No obstante, la relativa mejora de la economía ha superado los impasses políticos y llevado a un incremento del comercio binacional que, aunque magro, viene elevándose paulatinamente. De hecho, en los diez primeros meses de 2025 sumó USD 966 millones, un 6,8 % por encima de las cifras del 2024, de acuerdo con la Cámara de Integración Económica Venezolano-Colombiana (Cavecol).
En un intento por dinamizar ese intercambio, en julio pasado Bogotá y Caracas firmaron un memorando de entendimiento para la creación de una zona económica compartida fronteriza, un esfuerzo cuyo éxito, a decir de Mario Zambrano, dependerá de la coincidencia de visiones entre el gobierno interino de Venezuela y la estrategia colombiana.

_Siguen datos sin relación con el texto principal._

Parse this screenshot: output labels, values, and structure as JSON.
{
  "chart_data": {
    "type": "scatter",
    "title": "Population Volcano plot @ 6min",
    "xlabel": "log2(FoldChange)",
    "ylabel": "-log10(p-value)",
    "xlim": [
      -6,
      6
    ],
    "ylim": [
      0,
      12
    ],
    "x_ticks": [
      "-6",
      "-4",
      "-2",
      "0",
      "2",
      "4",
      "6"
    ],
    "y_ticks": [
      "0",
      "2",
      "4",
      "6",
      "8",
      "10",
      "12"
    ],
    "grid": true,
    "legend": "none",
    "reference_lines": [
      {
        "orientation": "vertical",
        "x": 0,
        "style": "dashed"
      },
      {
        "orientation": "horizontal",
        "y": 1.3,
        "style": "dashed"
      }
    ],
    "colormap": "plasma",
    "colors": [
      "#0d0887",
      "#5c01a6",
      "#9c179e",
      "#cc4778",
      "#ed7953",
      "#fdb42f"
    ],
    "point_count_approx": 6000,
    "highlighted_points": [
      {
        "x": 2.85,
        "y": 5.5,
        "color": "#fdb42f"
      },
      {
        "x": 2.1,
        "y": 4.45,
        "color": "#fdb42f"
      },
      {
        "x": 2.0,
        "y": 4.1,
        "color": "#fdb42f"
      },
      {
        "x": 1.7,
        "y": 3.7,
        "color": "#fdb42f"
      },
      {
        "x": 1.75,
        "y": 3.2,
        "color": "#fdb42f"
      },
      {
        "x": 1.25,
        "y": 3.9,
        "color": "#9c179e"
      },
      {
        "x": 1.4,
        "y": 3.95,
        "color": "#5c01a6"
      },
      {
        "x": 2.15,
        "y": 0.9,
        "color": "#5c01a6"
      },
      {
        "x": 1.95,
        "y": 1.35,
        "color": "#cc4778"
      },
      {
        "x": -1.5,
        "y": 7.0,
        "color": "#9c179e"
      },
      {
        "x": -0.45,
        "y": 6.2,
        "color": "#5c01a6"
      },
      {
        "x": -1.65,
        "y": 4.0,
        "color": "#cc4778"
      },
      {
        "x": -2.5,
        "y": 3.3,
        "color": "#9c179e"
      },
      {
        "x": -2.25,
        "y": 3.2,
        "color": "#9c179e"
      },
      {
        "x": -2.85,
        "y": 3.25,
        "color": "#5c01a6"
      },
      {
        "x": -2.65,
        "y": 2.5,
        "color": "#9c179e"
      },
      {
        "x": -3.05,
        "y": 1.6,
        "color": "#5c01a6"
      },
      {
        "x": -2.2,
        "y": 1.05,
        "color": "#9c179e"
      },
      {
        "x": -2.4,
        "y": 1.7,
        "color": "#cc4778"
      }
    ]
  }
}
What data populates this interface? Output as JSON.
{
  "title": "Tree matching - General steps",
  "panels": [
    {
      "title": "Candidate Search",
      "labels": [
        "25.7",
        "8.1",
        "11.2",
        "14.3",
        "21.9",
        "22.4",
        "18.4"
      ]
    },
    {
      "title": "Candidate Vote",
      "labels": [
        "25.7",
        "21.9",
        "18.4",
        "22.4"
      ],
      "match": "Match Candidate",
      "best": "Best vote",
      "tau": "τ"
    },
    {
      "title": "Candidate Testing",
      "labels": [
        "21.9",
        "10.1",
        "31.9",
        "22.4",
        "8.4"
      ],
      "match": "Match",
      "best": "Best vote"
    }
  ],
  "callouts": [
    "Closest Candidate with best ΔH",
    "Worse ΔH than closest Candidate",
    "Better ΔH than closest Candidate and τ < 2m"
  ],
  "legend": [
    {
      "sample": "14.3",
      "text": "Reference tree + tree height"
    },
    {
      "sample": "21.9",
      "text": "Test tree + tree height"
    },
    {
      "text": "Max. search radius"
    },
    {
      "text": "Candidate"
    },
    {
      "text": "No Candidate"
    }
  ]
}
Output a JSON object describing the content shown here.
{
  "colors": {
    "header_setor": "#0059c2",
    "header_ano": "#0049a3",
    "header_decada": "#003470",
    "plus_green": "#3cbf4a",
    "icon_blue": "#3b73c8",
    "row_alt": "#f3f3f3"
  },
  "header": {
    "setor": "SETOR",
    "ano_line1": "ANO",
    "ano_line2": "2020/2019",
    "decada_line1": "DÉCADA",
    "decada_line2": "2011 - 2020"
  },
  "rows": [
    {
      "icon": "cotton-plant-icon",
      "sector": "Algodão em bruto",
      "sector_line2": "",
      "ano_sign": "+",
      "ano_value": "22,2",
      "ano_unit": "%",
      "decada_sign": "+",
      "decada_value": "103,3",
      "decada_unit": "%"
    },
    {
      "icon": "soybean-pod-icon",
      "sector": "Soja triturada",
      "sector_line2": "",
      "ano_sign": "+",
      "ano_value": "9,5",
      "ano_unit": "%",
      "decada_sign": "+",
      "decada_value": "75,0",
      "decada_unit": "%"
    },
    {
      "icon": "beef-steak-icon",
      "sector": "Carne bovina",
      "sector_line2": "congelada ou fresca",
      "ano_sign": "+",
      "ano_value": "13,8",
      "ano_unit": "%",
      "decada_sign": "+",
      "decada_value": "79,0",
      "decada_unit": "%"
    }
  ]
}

“Además, hay que ver hasta qué punto esa agenda binacional y transfronteriza está incidida por los intereses de E.E. UU.”, precisa.
En esta mías línea, Luis Fernando Mejía señala que las relaciones con los otros vecinos fronterizos (Perú, Brasil, Panamá) se mantienen estables en lo operativo, sin crisis diplomáticas mayores (excepto el reciente impasse por temas territoriales con Perú), por lo que no se vislumbran cambios significativos en el futuro cercano.
Sin embargo, un nuevo capítulo en las relaciones con Ecuador se abrió recientemente, luego de la decisión de ese país de imponer aranceles de 30 % a partir del 1 de febrero a los productos colombianos, ante lo que catalogó como "falta de apoyo" en la lucha contra el narcotráfico en la frontera común.
"Nuestros militares siguen enfrentando a grupos criminales atados al narcotráfico en la frontera (de 600 km con Colombia) sin cooperación alguna", dijo el presidente Daniel Noboa al anunciar la medida.
En reciprocidad, Bogotá anunció aranceles de 30 % a una veintena de productos ecuatorianos, así como la suspensión en la venta de energía eléctrica a su vecino del sur, lo que anticipa que se repitan los apagones en buena parte del territorio ecuatoriano.
La reciente crisis tendrá incidencia en una balanza comercial de unos 2.000 millones de dólares, tomando en cuenta que entre enero y octubre de 2025 Colombia exportó a Ecuador más de 1.500 millones de dólares en mercancías, mientras que de ese país importó cerca de 850 millones de dólares.